Невозможно утешить человека! Но можно и должно, чтобы он твердо уяснил себе: что есть жизнь и что есть смерть. Когда человек разберется в этом, в сущности противоречия между этими явлениями и в единстве их – ибо одно немыслимо без другого, – тогда он найдет то самое утешение, которое поможет ему жить и дальше, продолжая род человеческий…
Перикл, превозмогая гнетущую боль в плечах, спросил его:
– Во имя чего продолжая?..
Сократ стал против него.
– Как во имя чего? – сказал он. – А жизнь? Разве это не достойная цель?
Перикл сгорбился. Выдавил из себя:
– Не знаю.
– Это говоришь ты, о Перикл?! – Сократ подбоченился. – Может быть, я ослышался?

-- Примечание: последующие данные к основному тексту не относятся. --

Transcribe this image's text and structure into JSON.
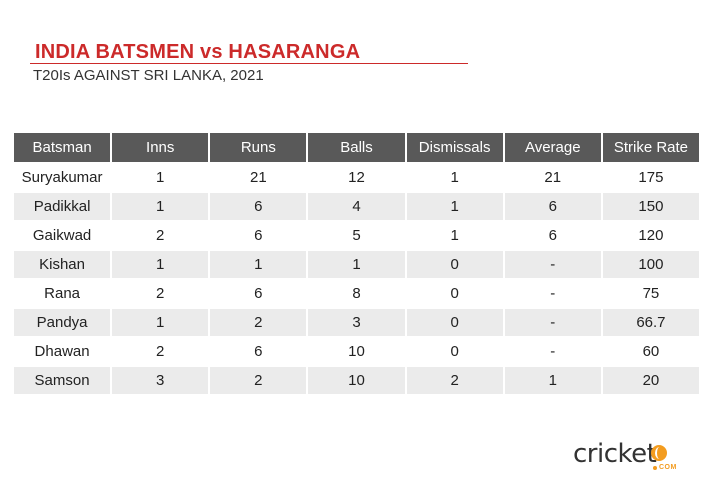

– Нет, не ослышался. Но ты-то сам только что говорил о бремени жизни.
– Верно, говорил.
– Стало быть, незачем жить.
– Это не так! Жизнь, само собой разумеется, чрезмерно усугублена всяческими неудобствами. Прямо-таки противна порой. Но что с того? Разве нельзя ее совершенствовать? И не в нашей ли это воле?
– Совершенствование?
– Да.
– Не в нашей! Ты, Сократ, упускаешь из виду силу высокую, божественную.
Философ смешно хмыкнул:
– При чем божества? Мы говорим о делах земных – афинских, лакедемонских, милетских, родосских. А боги там, в тех сферах! – Сократ поднял руку кверху. Жирненький палец его так и лоснился, так и сиял.
– Это неверно, Сократ.
– Я делаю различие между этим и тем, – Сократ указал на пол – землю и на потолок – небо. – Здесь, – философ топнул босой ногою, – вот здесь человек призван проделать труд воистину божественный, а именно: совершенствовать жизнь и самого себя. Пока человек блуждает во тьме мироздания, не пытаясь познать самого себя и через это познание совершенствовать жизнь, – все суета и все тщета!

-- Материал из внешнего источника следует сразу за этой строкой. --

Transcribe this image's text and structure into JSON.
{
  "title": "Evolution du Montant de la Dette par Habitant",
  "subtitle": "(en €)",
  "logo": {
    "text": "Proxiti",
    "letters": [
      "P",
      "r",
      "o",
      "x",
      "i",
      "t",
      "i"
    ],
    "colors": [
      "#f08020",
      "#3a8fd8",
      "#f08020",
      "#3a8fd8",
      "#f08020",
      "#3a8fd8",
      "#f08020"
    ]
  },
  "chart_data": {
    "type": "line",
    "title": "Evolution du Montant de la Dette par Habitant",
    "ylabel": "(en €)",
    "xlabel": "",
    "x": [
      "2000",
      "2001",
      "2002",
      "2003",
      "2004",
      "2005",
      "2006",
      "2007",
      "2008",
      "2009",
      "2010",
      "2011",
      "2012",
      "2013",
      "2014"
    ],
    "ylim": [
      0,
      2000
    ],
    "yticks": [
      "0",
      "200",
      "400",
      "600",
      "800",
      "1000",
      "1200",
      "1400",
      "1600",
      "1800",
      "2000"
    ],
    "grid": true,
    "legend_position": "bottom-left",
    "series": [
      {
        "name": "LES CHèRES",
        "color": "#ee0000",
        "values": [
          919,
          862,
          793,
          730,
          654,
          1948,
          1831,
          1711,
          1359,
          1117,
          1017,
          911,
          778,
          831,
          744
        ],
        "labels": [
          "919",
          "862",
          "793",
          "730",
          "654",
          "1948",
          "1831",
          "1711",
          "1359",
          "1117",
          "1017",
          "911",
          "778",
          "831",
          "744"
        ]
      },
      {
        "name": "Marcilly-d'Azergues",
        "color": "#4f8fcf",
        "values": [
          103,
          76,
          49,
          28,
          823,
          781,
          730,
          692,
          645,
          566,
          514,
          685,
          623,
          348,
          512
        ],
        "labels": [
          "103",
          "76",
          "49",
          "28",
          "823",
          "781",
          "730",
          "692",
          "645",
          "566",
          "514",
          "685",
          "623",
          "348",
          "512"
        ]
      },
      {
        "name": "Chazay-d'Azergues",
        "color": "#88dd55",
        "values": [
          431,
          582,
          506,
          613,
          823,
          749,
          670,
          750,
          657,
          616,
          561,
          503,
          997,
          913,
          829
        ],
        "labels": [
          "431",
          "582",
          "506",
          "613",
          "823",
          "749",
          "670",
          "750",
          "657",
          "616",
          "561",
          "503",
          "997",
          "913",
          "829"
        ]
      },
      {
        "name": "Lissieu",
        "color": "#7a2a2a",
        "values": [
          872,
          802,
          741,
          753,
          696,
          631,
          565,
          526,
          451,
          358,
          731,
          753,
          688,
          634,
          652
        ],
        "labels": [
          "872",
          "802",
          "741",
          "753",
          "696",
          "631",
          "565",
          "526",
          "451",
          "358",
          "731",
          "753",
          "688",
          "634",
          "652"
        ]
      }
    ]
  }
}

Перикл попросил философа еще раз повторить сказанное, дабы проследить течение его мысли. А потом собрался с силами и сказал:
– О Сократ, у тебя острый и пытливый ум! Он видит далеко и без пары глаз. Но что он видит на земле? Одну бренность? Или главным образом бренность? И в то же время ты призываешь к жизни, отграниченной трагедией смерти… Как соразмерить и как примирить жизнь на этой земле?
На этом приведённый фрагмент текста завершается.